Nel laboratorio a San Lorenzo eravamo in sei e non eravamo sempre tutte insieme, ma c’era una persona che per me è stata come una mentore, Tania. È una ceramista molto brava e lavora la ceramica da tutta la vita. È una delle persone con cui avevo più piacere a condividere le cose, anche per il suo sapere infinito.
La ceramica per me è stata comunque molta condivisione, perché è nata con Daniele, a cui davo lezioni. Durante la pandemia ci riunivamo con amici a casa per realizzare cose assieme. Poi mi è sempre piaciuto condividere con gli altri ciò che sapevo, perciò insegnare agli altri o creare assieme cose.

Qual è la cosa a cui sei più legata che hai creato e quella che ti piacerebbe creare?

La cosa che ho già creato è sicuramente il vaso con un buco nel mezzo, una delle forme di cui sono più soddisfatta tra quelle che ho realizzato. Sono una persona a cui piace porsi obiettivi e, anche se ci metto il mio tempo, sono testarda e ci tengo a realizzarli.

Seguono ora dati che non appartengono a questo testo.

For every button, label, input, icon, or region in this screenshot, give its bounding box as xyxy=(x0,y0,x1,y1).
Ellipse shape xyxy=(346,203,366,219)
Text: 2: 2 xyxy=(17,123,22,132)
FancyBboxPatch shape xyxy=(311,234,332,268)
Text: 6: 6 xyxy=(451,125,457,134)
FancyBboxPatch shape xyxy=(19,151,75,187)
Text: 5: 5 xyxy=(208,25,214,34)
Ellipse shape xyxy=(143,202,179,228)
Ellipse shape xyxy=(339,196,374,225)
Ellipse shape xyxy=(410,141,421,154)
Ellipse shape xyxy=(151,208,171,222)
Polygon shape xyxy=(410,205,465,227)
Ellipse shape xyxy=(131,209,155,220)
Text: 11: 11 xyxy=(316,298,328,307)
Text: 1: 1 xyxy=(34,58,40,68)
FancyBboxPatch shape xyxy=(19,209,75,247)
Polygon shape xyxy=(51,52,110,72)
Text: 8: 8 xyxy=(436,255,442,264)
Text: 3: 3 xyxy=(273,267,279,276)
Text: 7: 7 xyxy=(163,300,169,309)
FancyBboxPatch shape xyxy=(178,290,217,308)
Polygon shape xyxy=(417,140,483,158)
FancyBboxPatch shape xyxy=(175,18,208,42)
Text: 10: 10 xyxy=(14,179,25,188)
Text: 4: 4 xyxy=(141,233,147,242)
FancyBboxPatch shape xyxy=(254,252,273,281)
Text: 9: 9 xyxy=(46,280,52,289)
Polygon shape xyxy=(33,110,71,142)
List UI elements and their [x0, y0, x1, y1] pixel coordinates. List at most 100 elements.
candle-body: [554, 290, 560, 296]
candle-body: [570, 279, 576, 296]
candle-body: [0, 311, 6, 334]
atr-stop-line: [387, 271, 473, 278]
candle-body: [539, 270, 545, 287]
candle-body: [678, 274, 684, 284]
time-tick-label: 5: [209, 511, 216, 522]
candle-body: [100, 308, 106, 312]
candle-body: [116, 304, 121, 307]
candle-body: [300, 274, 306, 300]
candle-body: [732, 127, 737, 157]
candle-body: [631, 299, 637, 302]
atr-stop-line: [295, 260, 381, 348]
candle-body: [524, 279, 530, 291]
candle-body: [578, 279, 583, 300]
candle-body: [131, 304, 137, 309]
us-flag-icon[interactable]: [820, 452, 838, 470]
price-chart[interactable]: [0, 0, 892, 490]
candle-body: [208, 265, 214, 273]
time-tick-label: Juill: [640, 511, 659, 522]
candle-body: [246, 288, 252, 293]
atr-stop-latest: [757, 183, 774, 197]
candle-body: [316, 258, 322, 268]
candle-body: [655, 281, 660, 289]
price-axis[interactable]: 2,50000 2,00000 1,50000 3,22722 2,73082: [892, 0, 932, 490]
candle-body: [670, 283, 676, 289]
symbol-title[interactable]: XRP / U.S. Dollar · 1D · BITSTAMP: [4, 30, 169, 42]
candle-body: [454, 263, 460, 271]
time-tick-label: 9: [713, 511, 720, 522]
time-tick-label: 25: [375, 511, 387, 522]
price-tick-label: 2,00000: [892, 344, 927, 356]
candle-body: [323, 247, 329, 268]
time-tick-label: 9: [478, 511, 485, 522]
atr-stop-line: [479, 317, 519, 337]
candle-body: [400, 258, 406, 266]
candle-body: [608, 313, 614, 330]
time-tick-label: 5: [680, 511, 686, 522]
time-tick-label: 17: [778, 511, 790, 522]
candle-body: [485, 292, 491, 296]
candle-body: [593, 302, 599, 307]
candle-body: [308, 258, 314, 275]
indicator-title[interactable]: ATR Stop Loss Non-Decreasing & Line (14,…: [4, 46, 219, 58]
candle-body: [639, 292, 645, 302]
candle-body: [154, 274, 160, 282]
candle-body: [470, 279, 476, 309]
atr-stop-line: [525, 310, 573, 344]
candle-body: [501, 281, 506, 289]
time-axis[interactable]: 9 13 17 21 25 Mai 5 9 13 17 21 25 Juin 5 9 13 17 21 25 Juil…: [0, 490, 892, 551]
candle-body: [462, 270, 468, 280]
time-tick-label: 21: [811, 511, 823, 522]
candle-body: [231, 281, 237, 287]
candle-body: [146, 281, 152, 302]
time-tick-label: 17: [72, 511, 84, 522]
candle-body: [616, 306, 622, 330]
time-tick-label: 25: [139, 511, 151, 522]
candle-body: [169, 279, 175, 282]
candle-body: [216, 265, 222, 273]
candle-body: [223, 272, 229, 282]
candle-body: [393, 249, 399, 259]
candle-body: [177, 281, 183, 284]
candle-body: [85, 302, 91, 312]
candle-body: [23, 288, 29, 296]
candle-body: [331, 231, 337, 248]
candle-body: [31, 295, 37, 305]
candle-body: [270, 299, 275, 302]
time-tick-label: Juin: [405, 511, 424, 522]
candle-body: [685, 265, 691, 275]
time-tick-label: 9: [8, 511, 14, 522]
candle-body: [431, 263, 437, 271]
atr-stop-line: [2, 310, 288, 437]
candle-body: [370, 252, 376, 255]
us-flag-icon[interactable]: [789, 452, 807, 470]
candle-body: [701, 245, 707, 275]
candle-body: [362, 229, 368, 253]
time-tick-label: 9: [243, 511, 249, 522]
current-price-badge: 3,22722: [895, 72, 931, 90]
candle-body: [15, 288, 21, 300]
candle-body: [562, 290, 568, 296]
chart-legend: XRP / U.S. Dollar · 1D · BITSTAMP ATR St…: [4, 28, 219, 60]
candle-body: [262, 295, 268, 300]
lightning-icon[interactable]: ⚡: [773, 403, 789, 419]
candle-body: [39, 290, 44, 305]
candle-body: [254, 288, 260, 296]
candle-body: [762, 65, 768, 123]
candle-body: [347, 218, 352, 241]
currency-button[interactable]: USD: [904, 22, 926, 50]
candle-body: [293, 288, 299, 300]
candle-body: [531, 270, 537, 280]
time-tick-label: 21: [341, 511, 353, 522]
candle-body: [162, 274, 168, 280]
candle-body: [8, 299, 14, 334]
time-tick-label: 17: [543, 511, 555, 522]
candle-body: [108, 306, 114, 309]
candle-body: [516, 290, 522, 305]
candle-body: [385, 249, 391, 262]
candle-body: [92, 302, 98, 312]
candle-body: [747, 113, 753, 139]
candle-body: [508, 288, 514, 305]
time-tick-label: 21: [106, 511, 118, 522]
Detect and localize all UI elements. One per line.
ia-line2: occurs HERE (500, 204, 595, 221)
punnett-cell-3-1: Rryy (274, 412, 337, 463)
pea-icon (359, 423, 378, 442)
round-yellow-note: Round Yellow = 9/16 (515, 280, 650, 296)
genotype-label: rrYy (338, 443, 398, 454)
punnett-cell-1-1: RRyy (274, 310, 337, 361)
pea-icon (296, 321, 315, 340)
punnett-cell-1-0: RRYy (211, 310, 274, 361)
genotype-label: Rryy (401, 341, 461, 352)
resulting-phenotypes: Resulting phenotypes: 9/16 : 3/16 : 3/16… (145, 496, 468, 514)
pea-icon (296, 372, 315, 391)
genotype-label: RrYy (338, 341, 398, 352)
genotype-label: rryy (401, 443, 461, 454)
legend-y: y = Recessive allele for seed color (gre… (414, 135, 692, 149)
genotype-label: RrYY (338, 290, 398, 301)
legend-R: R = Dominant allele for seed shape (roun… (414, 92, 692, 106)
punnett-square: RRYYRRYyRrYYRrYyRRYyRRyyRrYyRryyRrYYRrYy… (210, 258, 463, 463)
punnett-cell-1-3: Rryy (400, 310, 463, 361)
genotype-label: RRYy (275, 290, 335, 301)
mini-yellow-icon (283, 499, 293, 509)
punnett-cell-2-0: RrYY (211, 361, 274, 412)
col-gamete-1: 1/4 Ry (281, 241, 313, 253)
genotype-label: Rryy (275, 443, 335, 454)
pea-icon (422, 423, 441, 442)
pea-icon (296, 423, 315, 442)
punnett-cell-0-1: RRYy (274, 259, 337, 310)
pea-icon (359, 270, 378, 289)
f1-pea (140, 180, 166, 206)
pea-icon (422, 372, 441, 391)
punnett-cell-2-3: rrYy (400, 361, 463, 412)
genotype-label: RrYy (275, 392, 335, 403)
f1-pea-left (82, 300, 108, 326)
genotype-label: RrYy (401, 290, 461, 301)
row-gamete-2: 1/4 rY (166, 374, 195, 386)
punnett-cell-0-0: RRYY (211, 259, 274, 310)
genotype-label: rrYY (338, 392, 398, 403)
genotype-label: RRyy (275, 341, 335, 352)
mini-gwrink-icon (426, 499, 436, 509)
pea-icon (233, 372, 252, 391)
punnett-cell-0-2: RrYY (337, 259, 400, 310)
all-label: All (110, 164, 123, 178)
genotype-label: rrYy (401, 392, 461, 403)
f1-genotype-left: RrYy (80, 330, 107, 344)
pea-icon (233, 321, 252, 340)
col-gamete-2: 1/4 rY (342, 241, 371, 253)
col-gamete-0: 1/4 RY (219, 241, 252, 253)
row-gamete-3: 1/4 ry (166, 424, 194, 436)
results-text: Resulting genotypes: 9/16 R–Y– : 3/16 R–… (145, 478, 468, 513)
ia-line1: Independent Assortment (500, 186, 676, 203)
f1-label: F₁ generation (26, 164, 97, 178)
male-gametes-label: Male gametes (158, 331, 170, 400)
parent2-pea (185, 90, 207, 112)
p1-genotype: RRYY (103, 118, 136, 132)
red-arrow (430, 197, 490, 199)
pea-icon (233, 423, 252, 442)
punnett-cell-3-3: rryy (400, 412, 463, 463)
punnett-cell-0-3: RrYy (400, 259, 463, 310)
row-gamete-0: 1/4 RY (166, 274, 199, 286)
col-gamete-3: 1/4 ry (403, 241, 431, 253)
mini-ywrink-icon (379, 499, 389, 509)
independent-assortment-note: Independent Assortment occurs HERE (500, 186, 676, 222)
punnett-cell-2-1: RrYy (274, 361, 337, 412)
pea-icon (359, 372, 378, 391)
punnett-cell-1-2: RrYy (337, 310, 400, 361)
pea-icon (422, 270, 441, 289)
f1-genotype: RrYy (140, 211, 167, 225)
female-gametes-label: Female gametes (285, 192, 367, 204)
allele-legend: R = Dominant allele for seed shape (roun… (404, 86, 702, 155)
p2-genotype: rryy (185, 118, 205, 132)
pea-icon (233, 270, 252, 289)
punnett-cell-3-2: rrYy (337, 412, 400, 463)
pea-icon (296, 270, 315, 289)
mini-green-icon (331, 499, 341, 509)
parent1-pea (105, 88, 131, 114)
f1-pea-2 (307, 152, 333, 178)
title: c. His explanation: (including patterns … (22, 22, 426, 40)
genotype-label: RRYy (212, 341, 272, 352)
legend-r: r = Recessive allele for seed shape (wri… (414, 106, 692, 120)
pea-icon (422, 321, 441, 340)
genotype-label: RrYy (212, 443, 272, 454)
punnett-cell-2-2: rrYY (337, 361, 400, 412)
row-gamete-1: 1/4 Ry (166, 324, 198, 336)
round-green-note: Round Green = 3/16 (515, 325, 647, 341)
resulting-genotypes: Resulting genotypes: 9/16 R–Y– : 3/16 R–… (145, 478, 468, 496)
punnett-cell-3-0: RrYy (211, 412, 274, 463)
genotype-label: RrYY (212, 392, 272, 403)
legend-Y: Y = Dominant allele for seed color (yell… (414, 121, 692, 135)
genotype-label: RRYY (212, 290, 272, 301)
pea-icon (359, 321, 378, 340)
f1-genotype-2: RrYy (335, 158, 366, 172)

Per giunta, sembra semplice ma con l’argilla non è mai come sembra, perché ha una sua anima e fa un po’ come vuole lei.
Tra ciò che vorrei creare invece ci sono molte forme animali, che ho in testa da un po’ e che non ho mai esplorato o messo in pratica.

C’è qualcosa che ti spaventa tantissimo dell’essere una ceramista?

Sì, tutto [ride, ndr].
È già di per sé un cambiamento di vita piuttosto grande quello che ho fatto. Per giunta sono in una paese che non è il mio e mi spaventa essere percepita dagli altri ceramisti come la concorrenza, l’elemento ostile. Certo, grazie a Clara, la mia amica con cui stiamo risistemando il laboratorio, abbiamo già creato una piccola rete di amicizie e non è la prima volta che vengo qui, ma il timore c’è, soprattutto all’inizio. Però sono abbastanza fiduciosa: mi spaventa tutto, ma ho anche tanta voglia di mettermi in gioco.